Las invasiones de color y los caprichosos perfiles de las vegetaciones o, tal vez, telones de fondo, que enmarcan a los retratados, crean una atmósfera con tintes oníricos que en todos los casos coincide con la sensibilidad peculiar de cada personaje. Y no se trata de simples decoraciones. No. Hay algo venido de los paisajes virtuales, una especie de nuevo ectoplasma (Kardec y el espiritismo en general se hubieran quedado perplejos ante estos fantasmas luminosos nacidos del ser del fantasma objeto de la creación fotográfica) que brota del personaje, a veces lo rodea y otras se alarga o enrosca para hacer un comentario fundamental sobre el color de su vida y de sus trabajos de creación.

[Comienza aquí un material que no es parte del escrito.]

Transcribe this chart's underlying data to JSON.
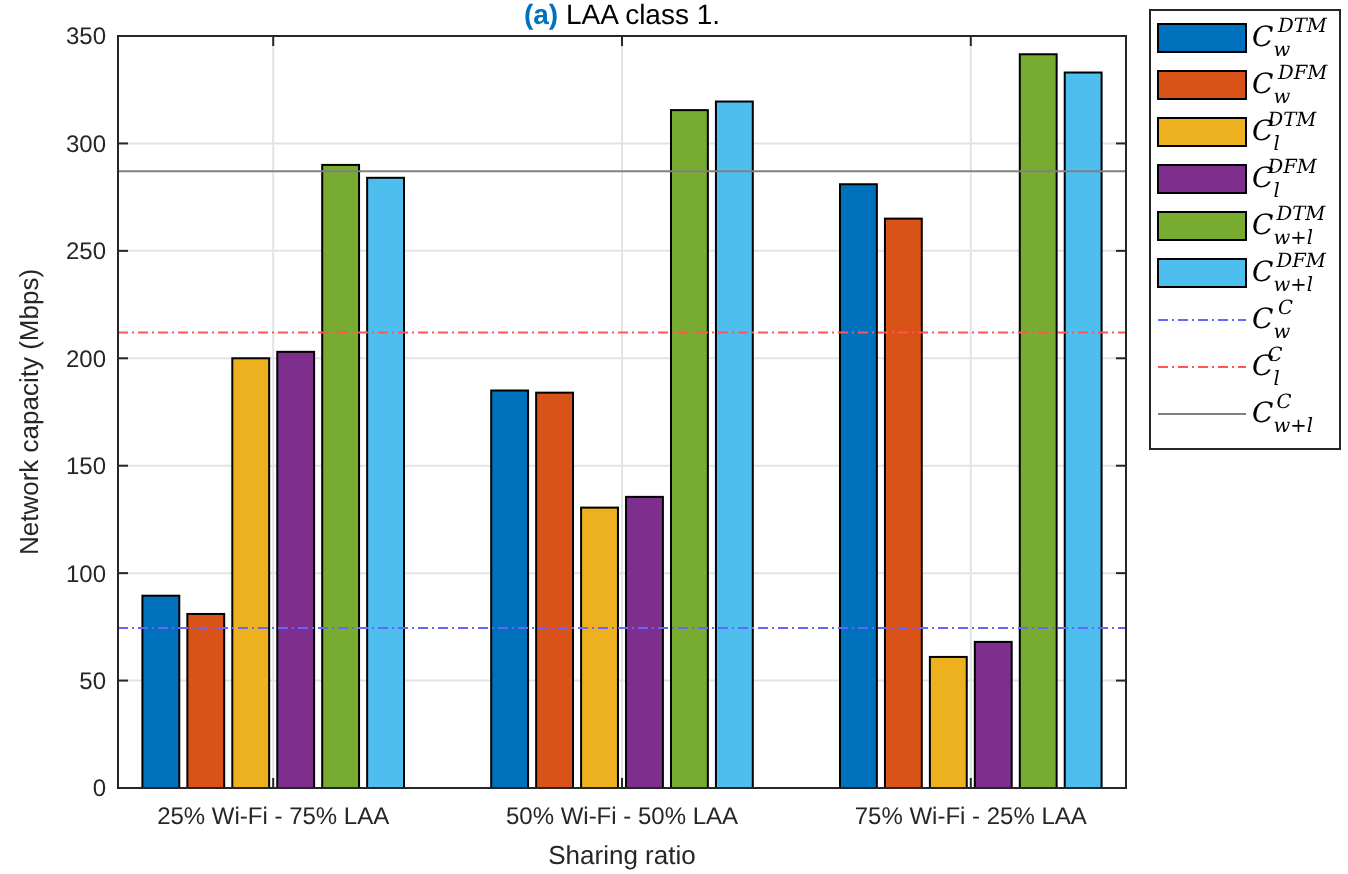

Flores Olea, en esta galería de retratos de amigos y de personajes que han influido en el desarrollo intelectual y artístico de México, muestra el respeto del verdadero artista por los materiales con los que trabaja (recordemos la veneración de Moore por sus piedras y su admiración por la escultura olmeca que lo llevó a enunciar su teoría basada en el principio de la "petricidad"): su vieja y fiel cámara, sus cámaras novísimas y muy versátiles, los ácidos y otros seres del mundo químico, los hermosos papeles donde el milagro toma su forma y su computadora que, al mismo tiempo, ayuda y propone. Víctor acepta una buena parte de esas propuestas y, a su vez, plantea al cerebro electrónico sus ideas y sugerencias. De esta sorprendente colaboración entre lo real y lo virtual, entre el artista y sus medios tradicionales y lo que viene de las ondas y arcanos diseñados por el hombre de nuestro brave new world, nace este libro que testimonia, a la vez, una aventura de la inteligencia artística y un triunfo de la técnica y sus cada día más prodigiosas formas de expresión.